Of most interest, given the occupation of Duncan and several of his sons, are the smithies.  There were two smithies not far from the Port village centre.  One, Hammersmith (a reference to the noise, according to the Ordnance Survey names analysis) was located on the main road to Stirling east of Port on a farm called Ballabeg. The smithy has given its name to a row of houses, Hammersmith, at the intersection of the A81 and A873.  The cottages and the farm are the property of J.G. Stirling Esq of Rednock, who may be the same person or of the same family as J.G. Graham of Rednock. In 1851 it was operated by Duncan’s grandson, the son of Alexander.  (This younger Duncan left the Port area and was working as a blacksmith in St. Ninians by 1861). 

The second smithy was on the north side of the A81 road almost halfway between the school and Portend.  It may have been on Nether Glenny land, or possibly Knockmally.  No longer in use as a smithy by 1859, it may have been operated by one of the other sons after Duncan sr. died. 

Gartur in Menteith and Cambusbarron.

Duncan's eldest son John, my great-great-grandfather, was born in Port, but spent much of his life at an estate named Gartur, in Cambusbarron near Stirling.   

Laird’s House, Gartur, Cambusbarron, Stirlingshire (Canmore photo)

Old Gartur in Menteith was one of the Graham homes for generations.  In 1553 the estate was granted to Walter Graham, second son of the second earl of Monteith, later Montrose, by the Abbot of Inchmahome.  By the 1800s, the Grahams, by now Dukes of Montrose, also owned several other Port estates, including Gartmore, Gartavertane, Rednock and Duchray.  At some point the Grahams bought a farm in Cambusbarron from Lord Murray of Polmaise and named it Gartur.  

Old Gartur, Port of Menteith (Canmore photo)

Was there a connection between the McNie family and the Grahams?


Loch Macanrie Fens

I have written of a purported connection between the MacNies and Loch Mac-an-rie.  It certainly makes a visit to the Loch of interest.  The loch is described in the 1859-62 Ordnance Survey: 

A small sheet of water, near the Lake of Monteith, on the estate of the Duke of Montrose, the Gaelic name of this, Loch Mac-an-righe, (the Kings Sons Loch) is rendered to its present spelling by the Revd. [Reverend] Mr Stewart.  OS1/25/69/54 

The Loch Macanrie Fens are considered a Site of Special Scientific Interest by Scottish Natural Heritage. 

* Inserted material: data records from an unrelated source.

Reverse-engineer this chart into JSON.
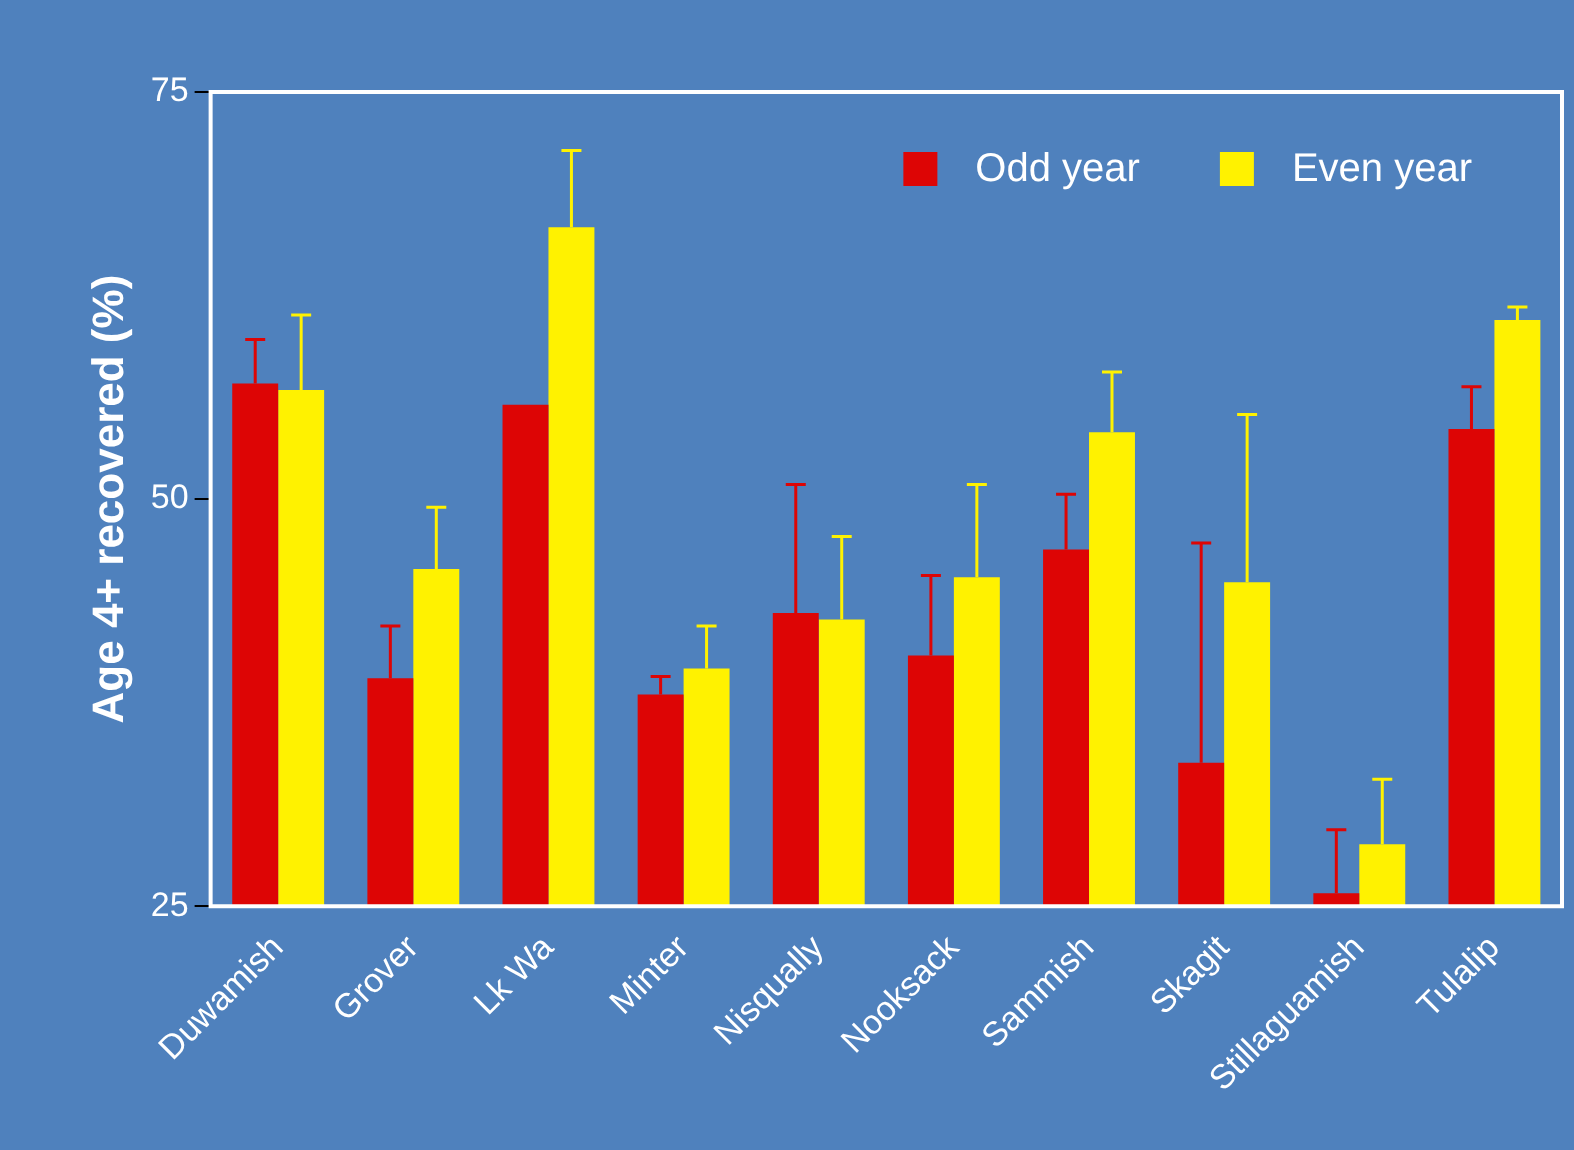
{
  "chart_data": {
    "type": "bar",
    "ylabel": "Age 4+ recovered (%)",
    "categories": [
      "Duwamish",
      "Grover",
      "Lk Wa",
      "Minter",
      "Nisqually",
      "Nooksack",
      "Sammish",
      "Skagit",
      "Stillaguamish",
      "Tulalip"
    ],
    "series": [
      {
        "name": "Odd year",
        "color": "#dd0505",
        "values": [
          57.1,
          39.0,
          55.8,
          38.0,
          43.0,
          40.4,
          46.9,
          33.8,
          25.8,
          54.3
        ],
        "errors": [
          [
            57.1,
            59.8
          ],
          [
            39.0,
            42.2
          ],
          null,
          [
            38.0,
            39.1
          ],
          [
            43.0,
            50.9
          ],
          [
            40.4,
            45.3
          ],
          [
            46.9,
            50.3
          ],
          [
            33.8,
            47.3
          ],
          [
            25.8,
            29.7
          ],
          [
            54.3,
            56.9
          ]
        ]
      },
      {
        "name": "Even year",
        "color": "#fff200",
        "values": [
          56.7,
          45.7,
          66.7,
          39.6,
          42.6,
          45.2,
          54.1,
          44.9,
          28.8,
          61.0
        ],
        "errors": [
          [
            56.7,
            61.3
          ],
          [
            45.7,
            49.5
          ],
          [
            66.7,
            71.4
          ],
          [
            39.6,
            42.2
          ],
          [
            42.6,
            47.7
          ],
          [
            45.2,
            50.9
          ],
          [
            54.1,
            57.8
          ],
          [
            44.9,
            55.2
          ],
          [
            28.8,
            32.8
          ],
          [
            61.0,
            61.8
          ]
        ]
      }
    ],
    "ylim": [
      25,
      75
    ],
    "yticks": [
      25,
      50,
      75
    ],
    "grid": false,
    "legend": "top right"
  }
}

Centred on a cut over lowland raised bog, this peatland site supports an impressive range of wetland communities including an extensive area of lowland raised bog and various types of fen, including the area around Loch Macanrie itself, which has a very diverse flora. The site is one of the largest and most species- rich examples of this range of wetland communities in the Stirling Council area.  The extensive lowland raised bog community, which covers much of the site, supports a variety of important bog mosses, with cranberry, round-leaved sundew and bog myrtle.